Use the Vertica node in DataWorks to write and periodically schedule SQL tasks against a Vertica database, and integrate those tasks into larger pipelines.
Background information
Vertica is a high-performance, columnar storage database management system (DBMS). It is designed for high-speed processing and querying of large-scale datasets and is primarily used for big data analytics and real-time queries. For more information, see the official Vertica website.
Prerequisites
Before you begin, make sure you have:
-
A business flow. DataStudio organizes development by business flows. Create a workflow if you don't have one.
-
A Vertica data source configured with a JDBC connection string. Vertica nodes only support data sources created using a Java Database Connectivity (JDBC) connection string — other connection types are not supported. To create one, see Data Source Management and Vertica data source.
-
Network connectivity between the data source and the resource group. Verify that the resource group can reach your Vertica database. For configuration options, see Network connection solutions.
-
(RAM users only) The Develop or Workspace Administrator role. Add the RAM user to the workspace and assign the appropriate role. Grant the Workspace Administrator role with caution — it carries elevated privileges. See Add members to a workspace.
Supported regions
China (Hangzhou), China (Shanghai), China (Beijing), China (Shenzhen), China (Chengdu), China (Hong Kong), Singapore, Malaysia (Kuala Lumpur), Germany (Frankfurt), US (Silicon Valley), and US (Virginia).
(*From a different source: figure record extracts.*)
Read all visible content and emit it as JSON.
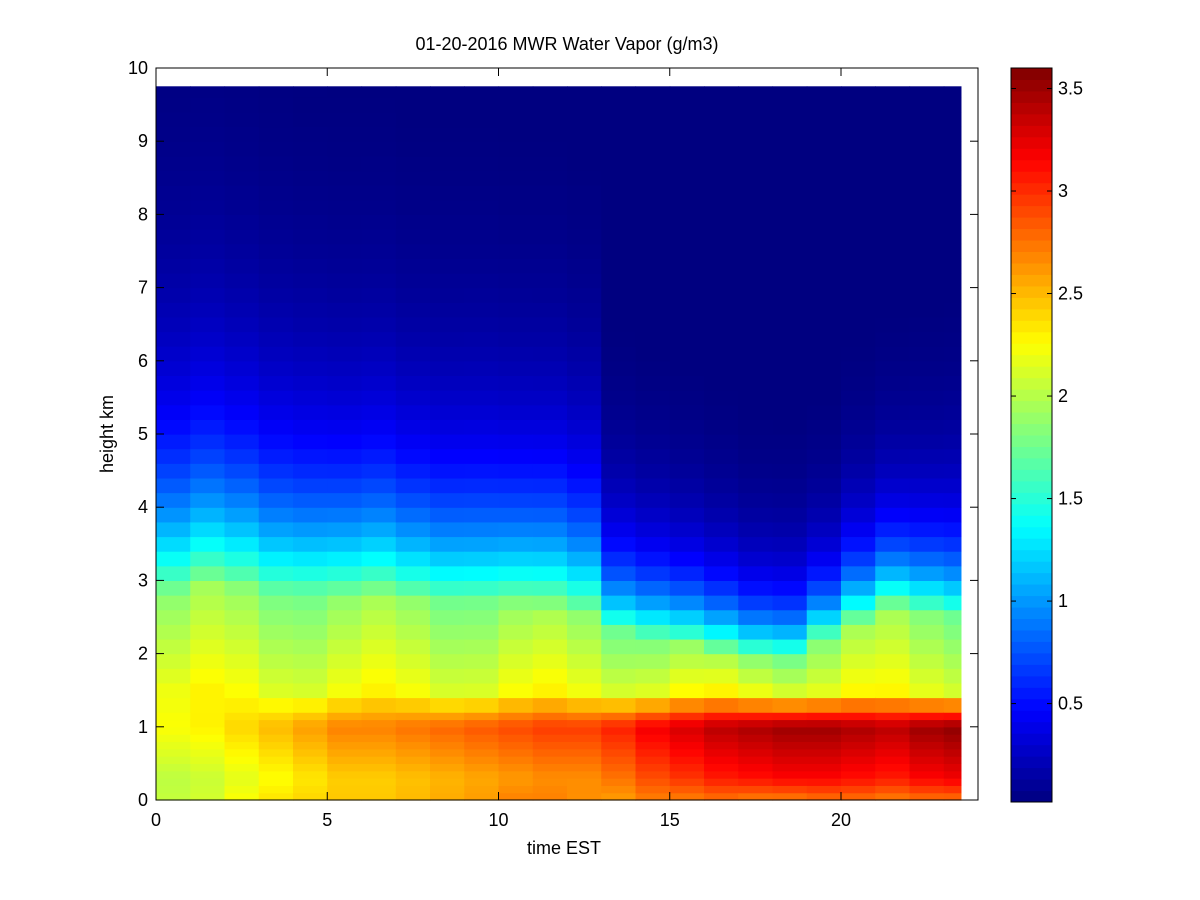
{
  "chart_data": {
    "type": "heatmap",
    "title": "01-20-2016 MWR Water Vapor (g/m3)",
    "xlabel": "time EST",
    "ylabel": "height km",
    "xlim": [
      0,
      24
    ],
    "ylim": [
      0,
      10
    ],
    "xticks": [
      0,
      5,
      10,
      15,
      20
    ],
    "yticks": [
      0,
      1,
      2,
      3,
      4,
      5,
      6,
      7,
      8,
      9,
      10
    ],
    "colorbar": {
      "colormap": "jet",
      "range": [
        0.02,
        3.6
      ],
      "ticks": [
        0.5,
        1,
        1.5,
        2,
        2.5,
        3,
        3.5
      ]
    },
    "x_hours": [
      0,
      1,
      2,
      3,
      4,
      5,
      6,
      7,
      8,
      9,
      10,
      11,
      12,
      13,
      14,
      15,
      16,
      17,
      18,
      19,
      20,
      21,
      22,
      23
    ],
    "height_km": [
      0,
      0.1,
      0.2,
      0.3,
      0.4,
      0.5,
      0.6,
      0.7,
      0.8,
      0.9,
      1.0,
      1.1,
      1.2,
      1.4,
      1.6,
      1.8,
      2.0,
      2.2,
      2.4,
      2.6,
      2.8,
      3.0,
      3.2,
      3.4,
      3.6,
      3.8,
      4.0,
      4.2,
      4.4,
      4.6,
      4.8,
      5.0,
      5.2,
      5.4,
      5.6,
      5.8,
      6.0,
      6.2,
      6.4,
      6.6,
      6.8,
      7.0,
      7.2,
      7.4,
      7.6,
      7.8,
      8.0,
      8.2,
      8.4,
      8.6,
      8.8,
      9.0,
      9.2,
      9.4,
      9.6,
      9.75
    ],
    "surface_value": [
      2.05,
      2.1,
      2.25,
      2.35,
      2.4,
      2.45,
      2.45,
      2.5,
      2.55,
      2.6,
      2.7,
      2.7,
      2.65,
      2.6,
      2.7,
      2.7,
      2.75,
      2.7,
      2.7,
      2.75,
      2.75,
      2.7,
      2.75,
      2.75
    ],
    "lowlevel_peak": [
      2.25,
      2.3,
      2.4,
      2.5,
      2.6,
      2.7,
      2.7,
      2.75,
      2.8,
      2.85,
      2.9,
      2.95,
      2.95,
      3.05,
      3.2,
      3.3,
      3.4,
      3.45,
      3.5,
      3.5,
      3.45,
      3.4,
      3.5,
      3.55
    ],
    "moist_layer_top_km": [
      2.8,
      2.9,
      2.85,
      2.8,
      2.8,
      2.75,
      2.75,
      2.7,
      2.7,
      2.7,
      2.65,
      2.6,
      2.55,
      2.3,
      2.2,
      2.1,
      2.0,
      1.95,
      1.95,
      2.2,
      2.4,
      2.6,
      2.55,
      2.5
    ],
    "upper_scale_height_km": [
      1.75,
      1.75,
      1.7,
      1.65,
      1.6,
      1.55,
      1.55,
      1.5,
      1.5,
      1.5,
      1.45,
      1.45,
      1.4,
      0.95,
      0.9,
      0.85,
      0.8,
      0.75,
      0.75,
      0.75,
      0.85,
      0.9,
      0.95,
      1.0
    ]
  }
}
Step 1: Create a Vertica node
-
Go to the DataStudio page. Log on to the DataWorks console. In the top navigation bar, select the target region. In the left-side navigation pane, choose Data Development and O\&M > Data Development. Select the target workspace from the drop-down list and click Go to Data Development.
-
Right-click the target business flow and choose Create Node > Database > Vertica.
-
In the Create Node dialog box, enter a Name and click Confirm.
Step 2: Develop the Vertica task
(Optional) Select a data source
If the workspace has multiple Vertica data sources, select the appropriate one on the Vertica node configuration tab. If only one Vertica data source exists, it is selected by default.
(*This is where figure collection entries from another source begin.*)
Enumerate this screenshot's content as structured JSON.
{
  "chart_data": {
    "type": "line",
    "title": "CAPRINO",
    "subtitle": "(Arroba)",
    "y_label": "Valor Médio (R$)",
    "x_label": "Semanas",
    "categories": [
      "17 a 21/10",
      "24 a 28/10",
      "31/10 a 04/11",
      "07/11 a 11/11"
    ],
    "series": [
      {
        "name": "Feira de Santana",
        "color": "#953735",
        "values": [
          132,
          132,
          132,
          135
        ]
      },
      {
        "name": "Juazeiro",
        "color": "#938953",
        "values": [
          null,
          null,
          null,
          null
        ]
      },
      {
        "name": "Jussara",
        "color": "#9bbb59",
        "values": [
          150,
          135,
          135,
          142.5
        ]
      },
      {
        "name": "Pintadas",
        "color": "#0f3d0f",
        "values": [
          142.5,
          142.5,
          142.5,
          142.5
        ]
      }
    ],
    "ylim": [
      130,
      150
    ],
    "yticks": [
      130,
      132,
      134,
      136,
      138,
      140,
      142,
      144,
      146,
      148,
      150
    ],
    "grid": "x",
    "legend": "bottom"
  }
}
Only data sources created using a JDBC connection string are supported.
Write SQL
Enter SQL in the code editor. The following example queries a table:
SELECT * FROM usertablename;
Use scheduling parameters
Scheduling parameters let you pass dynamic values into recurring tasks at runtime. Define variables in your SQL using ${variable_name}, then assign values under Schedule > Parameters in the right-side pane.
SELECT '${var}'; -- Use with scheduling parameters.
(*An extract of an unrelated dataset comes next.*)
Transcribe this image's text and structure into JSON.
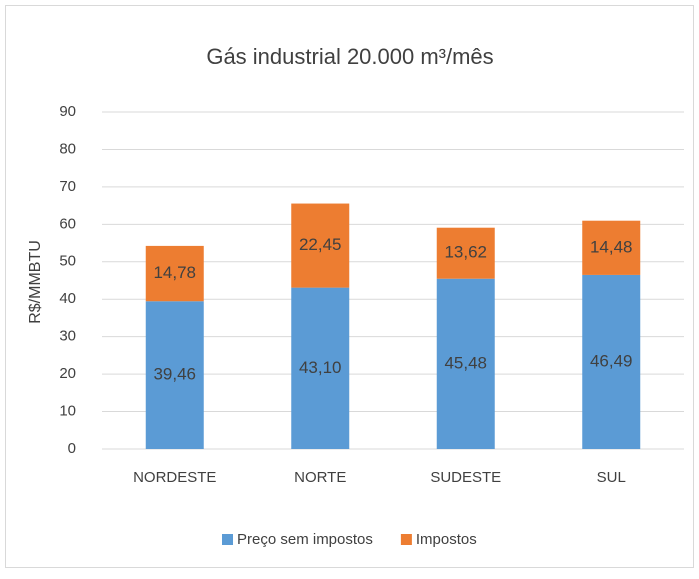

For supported formats and configuration steps, see Supported formats for scheduling parameters and Configure and use scheduling parameters.
Step 3: Configure task scheduling
Click Scheduling Configuration on the right-side pane and set the scheduling properties.
Configure Rerun Property and Upstream Dependent Node before submitting the task. For a full reference, see Overview.
Step 4: Debug the task
-
(Optional) Set a debugging resource group and assign parameter values. Click the
icon in the toolbar. In the Parameters dialog box, select a resource group and assign values to any scheduling parameters used in the task. For parameter assignment logic, see Task debugging process. -
Save and run the task. Click the
icon to save, then click the
icon to run. -
(Optional) Run a smoke test. Run a smoke test to verify execution in the development environment during or after submission. See Perform smoke testing.
Step 5: Submit and publish the task
-
Click the
icon to save the node. -
Click the
icon. In the Submit dialog box, enter a Change Description and select code review options.Configure Rerun Property and Upstream Dependent Node before submitting. If code review is enabled, a reviewer must approve the code before it can be published. See Code review.
-
In standard mode workspaces, click Publish in the upper-right corner to deploy the task to the production environment. See Publish tasks.
What's next
After the task is published, it runs on a recurring schedule. To monitor its status, click O\&M in the upper-right corner of the node configuration tab to open Operation Center, where you can view the scheduling and run history of recurring tasks. See Manage recurring tasks.